I think I could imagine that such an experience could be peaceful – a brief respite from the noise and chaos of everyday life.

That’s not how it feels.  

It feels really scary.

I feel like I’ve been sitting here in my own world, still a part of everything but watching it more from a distance.  I can hear and I can talk, but I feel like there’s a veil up, and I can’t quite touch the world.  I can’t reach beyond it to anyone else.  Everyone is a hare’s breath away.  

And when you are talking about isolation, a hare’s breath might as well be a continent.

I’ve been really sad lately.  And anxious.  

There’s no reason really.  Nothing horrible has happened.  Everyone is still standing.

I think perhaps it has been the stress of the last few months, and possibly most of all the acute stress during January.

I’ve come down from it; the adrenaline has lowered.  But now in its wake, I don’t know what to cling to or where to turn.

I need security.  I need to know what is solid and what can stand and what will be there and what can surround me.  I don’t know how to go out into the world without that.

And I feel like the last few months have shaken that.

You come so close to losing so much, and you can’t go back to how things were.  You sometimes can’t even find yourself in the wreckage.

And so I’m sitting here in my silence, and I can’t distract myself with a million thoughts or conversations.  Even the words I speak to myself in my head are muted by the ringing in my ears.

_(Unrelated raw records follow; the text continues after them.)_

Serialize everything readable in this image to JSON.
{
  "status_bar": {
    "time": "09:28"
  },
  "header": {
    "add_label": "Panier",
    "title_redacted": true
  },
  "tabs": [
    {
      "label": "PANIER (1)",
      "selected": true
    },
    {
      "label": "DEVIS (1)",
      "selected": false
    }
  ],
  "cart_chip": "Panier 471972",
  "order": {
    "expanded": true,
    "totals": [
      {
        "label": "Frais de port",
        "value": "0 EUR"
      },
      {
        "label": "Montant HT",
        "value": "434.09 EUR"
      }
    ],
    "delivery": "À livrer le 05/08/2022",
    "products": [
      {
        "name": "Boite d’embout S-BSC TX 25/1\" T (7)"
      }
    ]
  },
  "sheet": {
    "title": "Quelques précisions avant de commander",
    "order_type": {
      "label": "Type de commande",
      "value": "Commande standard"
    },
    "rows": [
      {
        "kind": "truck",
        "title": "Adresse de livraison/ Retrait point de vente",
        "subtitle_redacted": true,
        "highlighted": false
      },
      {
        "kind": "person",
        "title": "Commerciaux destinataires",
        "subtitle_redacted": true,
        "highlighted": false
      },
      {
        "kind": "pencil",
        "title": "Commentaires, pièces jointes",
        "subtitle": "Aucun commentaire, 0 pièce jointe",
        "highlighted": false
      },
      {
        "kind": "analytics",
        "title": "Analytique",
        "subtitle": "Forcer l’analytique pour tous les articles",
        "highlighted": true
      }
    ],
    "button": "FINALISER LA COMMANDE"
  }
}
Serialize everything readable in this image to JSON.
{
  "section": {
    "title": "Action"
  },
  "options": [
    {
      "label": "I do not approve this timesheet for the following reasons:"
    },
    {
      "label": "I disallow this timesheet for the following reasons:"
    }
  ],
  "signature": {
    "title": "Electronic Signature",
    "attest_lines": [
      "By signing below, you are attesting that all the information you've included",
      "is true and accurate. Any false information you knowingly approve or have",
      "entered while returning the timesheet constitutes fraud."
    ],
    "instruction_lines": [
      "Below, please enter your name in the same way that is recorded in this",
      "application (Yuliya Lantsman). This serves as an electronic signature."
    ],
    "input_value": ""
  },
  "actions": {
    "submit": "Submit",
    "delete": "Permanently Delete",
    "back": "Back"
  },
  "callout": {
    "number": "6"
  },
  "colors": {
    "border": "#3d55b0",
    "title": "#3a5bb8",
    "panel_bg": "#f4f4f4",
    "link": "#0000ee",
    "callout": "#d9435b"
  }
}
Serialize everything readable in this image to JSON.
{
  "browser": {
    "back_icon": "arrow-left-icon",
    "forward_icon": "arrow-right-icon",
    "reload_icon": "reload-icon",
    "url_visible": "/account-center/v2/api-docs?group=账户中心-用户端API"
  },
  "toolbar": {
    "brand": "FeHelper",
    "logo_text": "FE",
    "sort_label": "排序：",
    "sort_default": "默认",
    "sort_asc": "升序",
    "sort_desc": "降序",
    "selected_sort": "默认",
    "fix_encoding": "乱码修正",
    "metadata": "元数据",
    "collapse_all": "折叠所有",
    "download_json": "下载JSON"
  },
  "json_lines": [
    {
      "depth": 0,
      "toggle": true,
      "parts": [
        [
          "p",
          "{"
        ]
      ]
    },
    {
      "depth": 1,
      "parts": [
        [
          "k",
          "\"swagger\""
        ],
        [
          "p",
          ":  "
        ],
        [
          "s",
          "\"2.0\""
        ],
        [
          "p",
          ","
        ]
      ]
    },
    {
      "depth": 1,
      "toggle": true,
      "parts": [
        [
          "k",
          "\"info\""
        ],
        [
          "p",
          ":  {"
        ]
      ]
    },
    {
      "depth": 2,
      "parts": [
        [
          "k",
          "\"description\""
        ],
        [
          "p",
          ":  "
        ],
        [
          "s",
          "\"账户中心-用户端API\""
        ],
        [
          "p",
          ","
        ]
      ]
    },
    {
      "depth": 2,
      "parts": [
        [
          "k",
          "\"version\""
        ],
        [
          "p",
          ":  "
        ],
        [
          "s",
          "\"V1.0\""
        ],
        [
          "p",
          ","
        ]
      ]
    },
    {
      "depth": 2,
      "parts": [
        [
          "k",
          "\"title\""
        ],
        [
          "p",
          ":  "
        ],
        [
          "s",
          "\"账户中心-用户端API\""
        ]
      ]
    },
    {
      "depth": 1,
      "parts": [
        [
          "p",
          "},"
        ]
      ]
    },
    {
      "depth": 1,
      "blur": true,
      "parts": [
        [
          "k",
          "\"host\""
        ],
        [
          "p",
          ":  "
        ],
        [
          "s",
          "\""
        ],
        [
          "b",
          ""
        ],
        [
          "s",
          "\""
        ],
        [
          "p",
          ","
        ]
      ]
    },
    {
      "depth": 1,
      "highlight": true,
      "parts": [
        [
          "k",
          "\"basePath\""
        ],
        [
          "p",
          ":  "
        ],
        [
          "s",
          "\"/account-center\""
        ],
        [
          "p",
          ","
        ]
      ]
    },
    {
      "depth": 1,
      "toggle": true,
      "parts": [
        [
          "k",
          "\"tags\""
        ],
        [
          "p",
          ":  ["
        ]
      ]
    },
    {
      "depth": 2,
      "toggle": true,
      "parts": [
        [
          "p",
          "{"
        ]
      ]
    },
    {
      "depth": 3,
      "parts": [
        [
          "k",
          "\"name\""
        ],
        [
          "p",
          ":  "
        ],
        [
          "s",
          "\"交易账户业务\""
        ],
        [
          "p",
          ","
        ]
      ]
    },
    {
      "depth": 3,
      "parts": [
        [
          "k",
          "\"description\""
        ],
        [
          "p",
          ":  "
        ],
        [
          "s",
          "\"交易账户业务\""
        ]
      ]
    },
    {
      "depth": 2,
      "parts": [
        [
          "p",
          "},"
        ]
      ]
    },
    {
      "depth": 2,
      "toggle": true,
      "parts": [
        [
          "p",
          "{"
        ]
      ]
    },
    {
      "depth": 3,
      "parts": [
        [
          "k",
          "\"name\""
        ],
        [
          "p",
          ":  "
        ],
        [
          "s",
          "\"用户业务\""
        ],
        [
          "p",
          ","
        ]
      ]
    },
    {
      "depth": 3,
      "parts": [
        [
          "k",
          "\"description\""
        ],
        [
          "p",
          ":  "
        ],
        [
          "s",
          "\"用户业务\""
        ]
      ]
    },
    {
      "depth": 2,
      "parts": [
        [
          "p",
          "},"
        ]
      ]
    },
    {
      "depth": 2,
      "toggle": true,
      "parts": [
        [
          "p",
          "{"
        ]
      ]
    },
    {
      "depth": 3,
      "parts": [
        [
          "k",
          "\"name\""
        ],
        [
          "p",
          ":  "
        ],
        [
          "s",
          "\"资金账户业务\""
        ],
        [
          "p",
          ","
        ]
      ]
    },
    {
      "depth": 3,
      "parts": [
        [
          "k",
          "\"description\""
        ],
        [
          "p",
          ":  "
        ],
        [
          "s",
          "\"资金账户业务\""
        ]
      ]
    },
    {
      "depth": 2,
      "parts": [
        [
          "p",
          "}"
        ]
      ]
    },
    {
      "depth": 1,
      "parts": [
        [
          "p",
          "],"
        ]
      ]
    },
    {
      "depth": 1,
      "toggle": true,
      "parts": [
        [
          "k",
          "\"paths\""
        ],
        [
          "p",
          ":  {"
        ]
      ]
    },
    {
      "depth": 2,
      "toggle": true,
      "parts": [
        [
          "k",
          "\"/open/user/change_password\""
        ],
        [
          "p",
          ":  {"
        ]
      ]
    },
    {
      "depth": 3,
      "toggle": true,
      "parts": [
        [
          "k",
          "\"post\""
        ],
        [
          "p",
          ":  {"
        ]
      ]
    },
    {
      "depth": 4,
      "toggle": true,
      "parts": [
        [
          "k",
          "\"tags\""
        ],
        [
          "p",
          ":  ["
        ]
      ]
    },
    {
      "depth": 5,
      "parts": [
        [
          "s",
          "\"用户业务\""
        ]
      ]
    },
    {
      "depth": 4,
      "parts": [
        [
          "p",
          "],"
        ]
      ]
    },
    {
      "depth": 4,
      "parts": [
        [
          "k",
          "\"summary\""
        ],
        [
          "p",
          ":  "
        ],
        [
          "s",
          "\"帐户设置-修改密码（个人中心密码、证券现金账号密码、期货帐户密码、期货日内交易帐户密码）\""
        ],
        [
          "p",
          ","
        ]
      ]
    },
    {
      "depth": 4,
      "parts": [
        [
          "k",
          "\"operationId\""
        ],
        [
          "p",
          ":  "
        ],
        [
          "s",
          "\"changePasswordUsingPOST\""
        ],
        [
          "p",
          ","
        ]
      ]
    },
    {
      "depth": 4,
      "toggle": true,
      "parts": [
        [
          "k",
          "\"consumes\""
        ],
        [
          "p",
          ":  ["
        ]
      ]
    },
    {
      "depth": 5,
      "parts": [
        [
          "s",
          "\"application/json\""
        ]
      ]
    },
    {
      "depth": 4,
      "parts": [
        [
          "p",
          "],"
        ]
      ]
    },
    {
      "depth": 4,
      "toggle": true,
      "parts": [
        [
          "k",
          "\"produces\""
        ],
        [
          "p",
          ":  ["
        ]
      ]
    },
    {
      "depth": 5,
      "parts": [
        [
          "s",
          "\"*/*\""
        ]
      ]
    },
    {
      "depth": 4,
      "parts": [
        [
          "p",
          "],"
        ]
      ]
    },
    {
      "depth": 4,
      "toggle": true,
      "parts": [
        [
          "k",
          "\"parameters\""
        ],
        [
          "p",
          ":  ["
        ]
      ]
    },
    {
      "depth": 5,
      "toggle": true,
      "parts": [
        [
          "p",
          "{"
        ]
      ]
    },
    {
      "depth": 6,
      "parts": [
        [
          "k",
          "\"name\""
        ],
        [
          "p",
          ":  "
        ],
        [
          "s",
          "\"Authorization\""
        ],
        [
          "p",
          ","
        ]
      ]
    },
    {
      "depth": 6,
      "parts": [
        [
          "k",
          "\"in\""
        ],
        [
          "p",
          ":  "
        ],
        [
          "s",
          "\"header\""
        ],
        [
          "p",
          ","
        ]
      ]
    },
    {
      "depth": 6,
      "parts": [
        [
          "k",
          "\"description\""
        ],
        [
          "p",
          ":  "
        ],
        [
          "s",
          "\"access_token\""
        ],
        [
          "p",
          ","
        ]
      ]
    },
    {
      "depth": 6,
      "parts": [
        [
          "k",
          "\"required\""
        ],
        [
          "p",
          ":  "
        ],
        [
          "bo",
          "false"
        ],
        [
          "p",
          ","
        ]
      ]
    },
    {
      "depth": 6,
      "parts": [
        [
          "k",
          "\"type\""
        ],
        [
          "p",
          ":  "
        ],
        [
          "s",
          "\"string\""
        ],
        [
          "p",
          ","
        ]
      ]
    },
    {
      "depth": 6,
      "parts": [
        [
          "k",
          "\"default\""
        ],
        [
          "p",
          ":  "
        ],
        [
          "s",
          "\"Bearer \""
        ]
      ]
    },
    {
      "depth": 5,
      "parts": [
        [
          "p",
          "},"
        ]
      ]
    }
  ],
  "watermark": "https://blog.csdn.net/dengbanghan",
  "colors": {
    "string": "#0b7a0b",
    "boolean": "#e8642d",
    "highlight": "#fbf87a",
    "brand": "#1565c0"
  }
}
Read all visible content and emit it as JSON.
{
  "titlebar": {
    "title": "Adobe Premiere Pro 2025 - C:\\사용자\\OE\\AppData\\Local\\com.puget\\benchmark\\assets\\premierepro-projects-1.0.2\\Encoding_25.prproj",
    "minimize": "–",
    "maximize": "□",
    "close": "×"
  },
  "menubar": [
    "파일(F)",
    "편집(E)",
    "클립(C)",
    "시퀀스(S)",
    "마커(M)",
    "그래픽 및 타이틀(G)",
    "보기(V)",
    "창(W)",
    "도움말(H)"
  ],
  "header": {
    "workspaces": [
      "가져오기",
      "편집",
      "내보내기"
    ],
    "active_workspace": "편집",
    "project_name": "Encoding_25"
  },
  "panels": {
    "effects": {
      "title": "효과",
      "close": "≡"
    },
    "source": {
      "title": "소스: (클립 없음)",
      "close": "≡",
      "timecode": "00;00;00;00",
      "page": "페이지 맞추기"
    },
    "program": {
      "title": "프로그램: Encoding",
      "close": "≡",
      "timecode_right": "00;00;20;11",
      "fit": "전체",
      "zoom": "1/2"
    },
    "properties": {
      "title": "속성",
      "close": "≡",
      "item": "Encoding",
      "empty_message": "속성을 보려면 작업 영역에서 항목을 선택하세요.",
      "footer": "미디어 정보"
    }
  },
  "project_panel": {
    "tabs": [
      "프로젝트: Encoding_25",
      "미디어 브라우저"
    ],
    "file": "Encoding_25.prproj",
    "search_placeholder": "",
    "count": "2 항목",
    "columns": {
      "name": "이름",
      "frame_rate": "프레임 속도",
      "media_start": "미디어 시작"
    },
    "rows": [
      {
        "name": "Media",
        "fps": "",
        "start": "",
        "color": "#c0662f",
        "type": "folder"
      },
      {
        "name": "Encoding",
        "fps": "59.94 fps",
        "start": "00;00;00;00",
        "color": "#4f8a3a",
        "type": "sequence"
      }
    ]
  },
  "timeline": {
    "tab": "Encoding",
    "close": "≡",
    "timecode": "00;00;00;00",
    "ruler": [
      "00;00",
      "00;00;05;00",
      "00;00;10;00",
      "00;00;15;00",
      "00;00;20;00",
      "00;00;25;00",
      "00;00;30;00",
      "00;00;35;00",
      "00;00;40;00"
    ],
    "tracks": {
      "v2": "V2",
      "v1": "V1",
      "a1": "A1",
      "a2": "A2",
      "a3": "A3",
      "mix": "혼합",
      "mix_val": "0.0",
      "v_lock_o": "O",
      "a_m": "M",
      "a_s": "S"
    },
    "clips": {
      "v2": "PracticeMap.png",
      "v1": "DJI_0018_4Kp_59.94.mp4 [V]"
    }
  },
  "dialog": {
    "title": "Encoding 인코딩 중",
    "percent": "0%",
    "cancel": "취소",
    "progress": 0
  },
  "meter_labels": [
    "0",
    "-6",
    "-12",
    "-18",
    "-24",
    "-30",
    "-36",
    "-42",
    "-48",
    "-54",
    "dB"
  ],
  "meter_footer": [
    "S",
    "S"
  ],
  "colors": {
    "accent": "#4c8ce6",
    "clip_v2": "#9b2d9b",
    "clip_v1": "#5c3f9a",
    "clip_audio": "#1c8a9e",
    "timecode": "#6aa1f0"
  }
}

So instead of being able to talk myself into the light, I find myself sort of stuck in the sadness.

And I know it will pass.  So will the doubts and fears and insecurities and the onslaught of criticisms I shoot at myself.  For awhile at least.

But for tonight they stay.

I didn’t ask for this.  For TJ’s illness or for the fear or the terror or the uncertainty.  Or the anxiety of the OCD or the depression.  Or even for the ear infection.

And sometimes that makes me mad.  I didn’t sign up for this.  I don’t want it.  Take it away.

But I know that’s silly.  We don’t sign up for our struggles.  But they are our greatest teachers.  They are what will soften our edges until we emerge a better person.  They are the inevitability of life.

But sometimes I still rage against them.  They still overwhelm me.  And I still feel they have taken too much from me.